From the results obtained it is possible to analyze that the **Median engine size in liters is 3.0L**.

As we keep analyzing the consumption by fuel type, we obtain that the best performer on average are the vehicles that uses diesel as fuel, with and *average of 8.835429 l/100km*. The average consumption per fuel type is listed below:

`1.- Diesel: 8.83 l/100km. 2.- Ethanol: 16.86 l/100km. 3.- Premium: 11.42 l/100km. 3.- Regular: 10.08 l/100km.`

**The correlation between fuel consumption and CO2 emissions is 0.92**, this is a strong positive correlation which means that we should expect more CO2 emissions as the fuel consumption increases.

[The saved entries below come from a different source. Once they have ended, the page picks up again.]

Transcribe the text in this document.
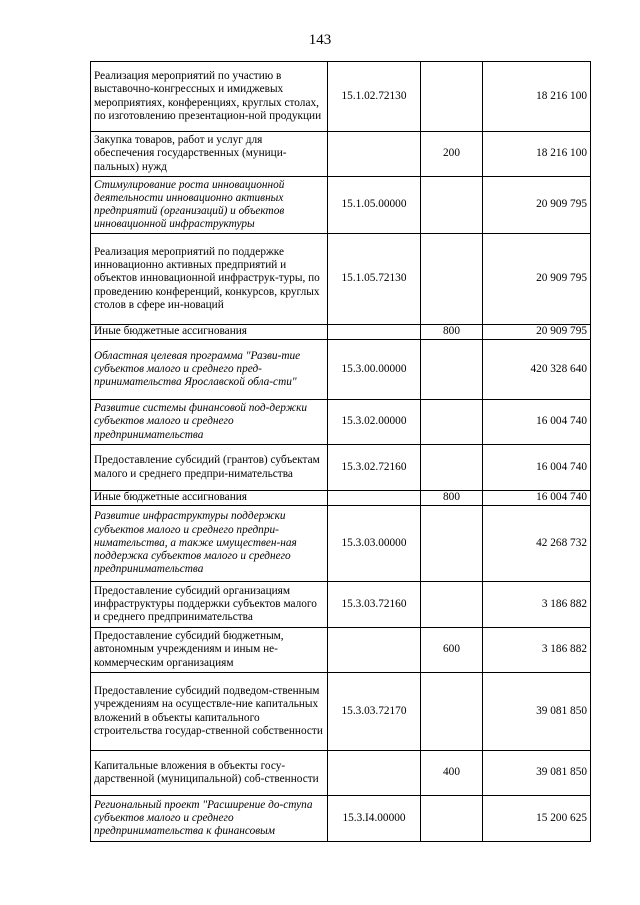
143
Реализация мероприятий по участию в выставочно-конгрессных и имиджевых мероприятиях, конференциях, круглых столах, по изготовлению презентацион-ной продукции	15.1.02.72130		18 216 100
Закупка товаров, работ и услуг для обеспечения государственных (муници-пальных) нужд		200	18 216 100
Стимулирование роста инновационной деятельности инновационно активных предприятий (организаций) и объектов инновационной инфраструктуры	15.1.05.00000		20 909 795
Реализация мероприятий по поддержке инновационно активных предприятий и объектов инновационной инфраструк-туры, по проведению конференций, конкурсов, круглых столов в сфере ин-новаций	15.1.05.72130		20 909 795
Иные бюджетные ассигнования		800	20 909 795
Областная целевая программа "Разви-тие субъектов малого и среднего пред-принимательства Ярославской обла-сти"	15.3.00.00000		420 328 640
Развитие системы финансовой под-держки субъектов малого и среднего предпринимательства	15.3.02.00000		16 004 740
Предоставление субсидий (грантов) субъектам малого и среднего предпри-нимательства	15.3.02.72160		16 004 740
Иные бюджетные ассигнования		800	16 004 740
Развитие инфраструктуры поддержки субъектов малого и среднего предпри-нимательства, а также имуществен-ная поддержка субъектов малого и среднего предпринимательства	15.3.03.00000		42 268 732
Предоставление субсидий организациям инфраструктуры поддержки субъектов малого и среднего предпринимательства	15.3.03.72160		3 186 882
Предоставление субсидий бюджетным, автономным учреждениям и иным не-коммерческим организациям		600	3 186 882
Предоставление субсидий подведом-ственным учреждениям на осуществле-ние капитальных вложений в объекты капитального строительства государ-ственной собственности	15.3.03.72170		39 081 850
Капитальные вложения в объекты госу-дарственной (муниципальной) соб-ственности		400	39 081 850
Региональный проект "Расширение до-ступа субъектов малого и среднего предпринимательства к финансовым	15.3.I4.00000		15 200 625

But this does not mean causation. If we consider that the fuel type with lowest average consumption is diesel, vehicles with this type of fuel not always are the most ecofriendly ones. In fact, if we take a look to the average CO2 emissions per fuel type, the regular type has a lower average (235.11 g/km) than diesel (237.54 g/km).

The **vehicle class with the lowest emissions** is **MID-SIZE** between mid-size and suv-small. This result is interesting considering that suv-small class has 73% of the cars with *regular fuel type* while in mid-size class only 52% of the cars use this type of fuel. Due to this, we should analyze other variables that should be afecting the averga CO2 emissions.

If we calculate the **average CO2 emissions for all the vehicles** we will obtain **250.58 g/km**. If we consider only cars with 2 liter engine size or less we oobtain an average of 198.26 g/km of CO2 emissions. Probably the engine size is related to the amount of CO2 emissions. If we calculate the correlation between engine size and CO2 emissions, the correlation is positive and strong (0.85), but not as strong as the correlation between fuel consumption and CO2 emissions.